The present self-portrait work is one of the most surrealist, emotionally tense and abstract depictions of the artist to be offered at auction, representative of her distinct, unique painterly style. Both moving and beautiful for its choice of colour, form and blend between figurative and abstract, the work is emotionally wrenching and psychologically tense, opening the debate into larger questions of portraiture, absence, loss and isolation.
Shamma is interested in working with deeper subjects found taboo in contemporary culture, such as exploring the cycles of death and life and exploring this within her subjects and techniques. Transparent lines and the mix between blurred and hyper realistic subjects are portrayed as if one remembers a faint memory, suspended in space and time. In the present work, two women face each other, their faces collide as if they are in alternate dimensions and as if the glass were between them. One is painted in thick gestural strokes, and the other is a powdery white, pale, blurrier version of the other. In essence, these are both the same women, reflecting each other. We are unable to detect the real from the imaginary, one appears more life-like, her teary eye stares away towards the viewer’s direction, with colorful flesh and visible brush strokes, the other whose presence we feel is barely discernable.
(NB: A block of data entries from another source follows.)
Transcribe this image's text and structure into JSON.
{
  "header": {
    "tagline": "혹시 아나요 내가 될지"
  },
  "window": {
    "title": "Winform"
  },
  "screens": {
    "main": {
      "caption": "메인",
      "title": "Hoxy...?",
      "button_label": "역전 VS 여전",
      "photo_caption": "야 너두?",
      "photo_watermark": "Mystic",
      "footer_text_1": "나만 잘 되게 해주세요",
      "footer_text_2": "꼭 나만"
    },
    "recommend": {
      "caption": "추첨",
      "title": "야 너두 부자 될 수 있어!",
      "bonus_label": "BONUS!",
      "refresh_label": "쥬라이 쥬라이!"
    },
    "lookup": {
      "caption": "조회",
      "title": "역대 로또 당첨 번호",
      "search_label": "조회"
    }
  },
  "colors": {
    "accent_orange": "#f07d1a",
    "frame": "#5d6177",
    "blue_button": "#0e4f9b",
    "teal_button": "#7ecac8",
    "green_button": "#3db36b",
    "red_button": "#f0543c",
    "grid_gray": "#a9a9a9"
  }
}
Their connection between the two selves is penetrable, their existence so different from the other, while thick colorful abstract lines seem to bridge the two dimensions together, one of the present world and another of otherworldliness.
Shamma moved to London in 2016 by way of the Exceptional Talent Visa where she currently lives and works. She has been the recipient of numerous awards including first prize in Latakia Biennial, Syria (2001), 4th BP Portrait Award, National Portrait Gallery, London (2004) and a painting prize at the Florence Biennial (2013).